3)   Perbedaan mengenai efek dari perbuatan manusia, yang mempunyai dosa besar akan mengalami siksaan sesuai dengan amalnya, dan ada juga yang mengemukakan fasiq, mereka akan menempati sesuatu tempat antara surga dan neraka.

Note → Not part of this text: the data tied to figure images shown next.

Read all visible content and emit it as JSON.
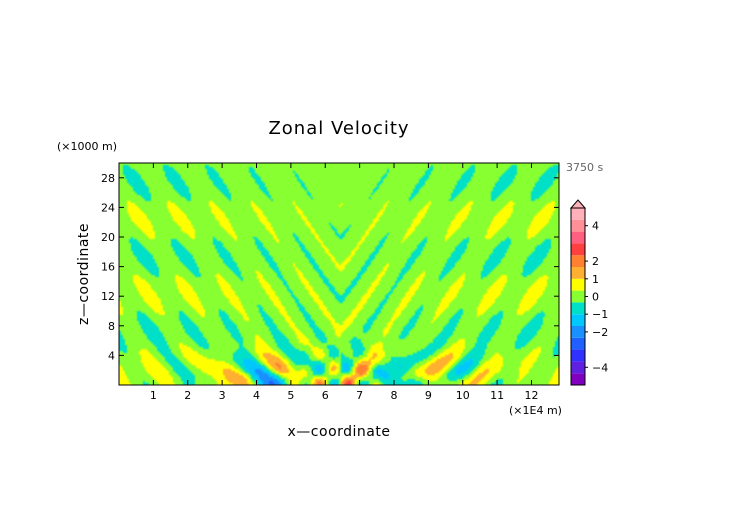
{
  "chart_data": {
    "type": "heatmap",
    "title": "Zonal Velocity",
    "xlabel": "x—coordinate",
    "ylabel": "z—coordinate",
    "x_unit": "(×1E4 m)",
    "y_unit": "(×1000 m)",
    "time_label": "3750 s",
    "xlim": [
      0,
      12.8
    ],
    "ylim": [
      0,
      30
    ],
    "x_ticks": [
      1,
      2,
      3,
      4,
      5,
      6,
      7,
      8,
      9,
      10,
      11,
      12
    ],
    "y_ticks": [
      4,
      8,
      12,
      16,
      20,
      24,
      28
    ],
    "colorbar": {
      "range": [
        -5,
        5
      ],
      "levels": [
        -5,
        -4.5,
        -4,
        -3.5,
        -3,
        -2.5,
        -2,
        -1.5,
        -1,
        -0.5,
        0,
        0.5,
        1,
        1.5,
        2,
        2.5,
        3,
        3.5,
        4,
        4.5,
        5
      ],
      "colors": [
        "#8000c0",
        "#6020e0",
        "#3030ff",
        "#2060ff",
        "#1a90ff",
        "#00c8ff",
        "#00e0c8",
        "#88ff30",
        "#ffff00",
        "#ffb030",
        "#ff8030",
        "#ff4040",
        "#ff6080",
        "#ff9098",
        "#ffb0b8"
      ],
      "tick_values": [
        4,
        2,
        1,
        0,
        -1,
        -2,
        -4
      ],
      "tick_labels": [
        "4",
        "2",
        "1",
        "0",
        "−1",
        "−2",
        "−4"
      ]
    }
  }
}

Adanya perbedaan antara golongan tersebut ini tidak terlepas dari dalil naqli dan dalil aqli serta cara beristimbath (mengeluarkan hukum) dari keduanya. Namun golongan Ahlussunnah Wal Jama’ah memilih jalan tengah yaitu tidak terlalu Jabariyah dan tidak terlalu Qadariyah. Ahlussunnah Wal Jama’ah dalam bidang Tauhid atau Akidah ini mengikuti Imam al-Asy’ari  yang disebut dengan golonan Asy’ariyah dan juga mengikuti Imam Al-Mathuridi karena pemikiran dan cara beristimbathnya (mengeluarkan hukum) sama. Kedua madzhab ini dianggap tsiqoh (bisa dipercaya) karena dalil-dalilnya kuat dan sesuai dengan landasan al-Qur’an dan al-Hadist.
Di Indonesia, khususnya di pesantren-pesantren salaf yang merupakan basis Ahlusssunnah Wal Jama’ah, pada umumnya menganut madzhab Asy’ariyah. Hal ini bisa dilihat dari kitab-kitab kajian mereka dalam bidang Tauhid seperti Kitab Aqidatul Awam, Fathul Majid dan sebagainya, yang berisi tentang aqoid yang 50 (lima puluh).

DAFTAR PUSTAKA
Abdusshomad, Muhyiddin. 2009. Aqidah Ahlussunnah Wal Jama’ah. Surabaya: Khalista.

Ahmadi, Abu dan Salimi, Noor. 2008. Dasar-Dasar Pendidikan Agama Islam Untuk Perguruan Tinggi, Jakarta: PT.Bumi Aksara.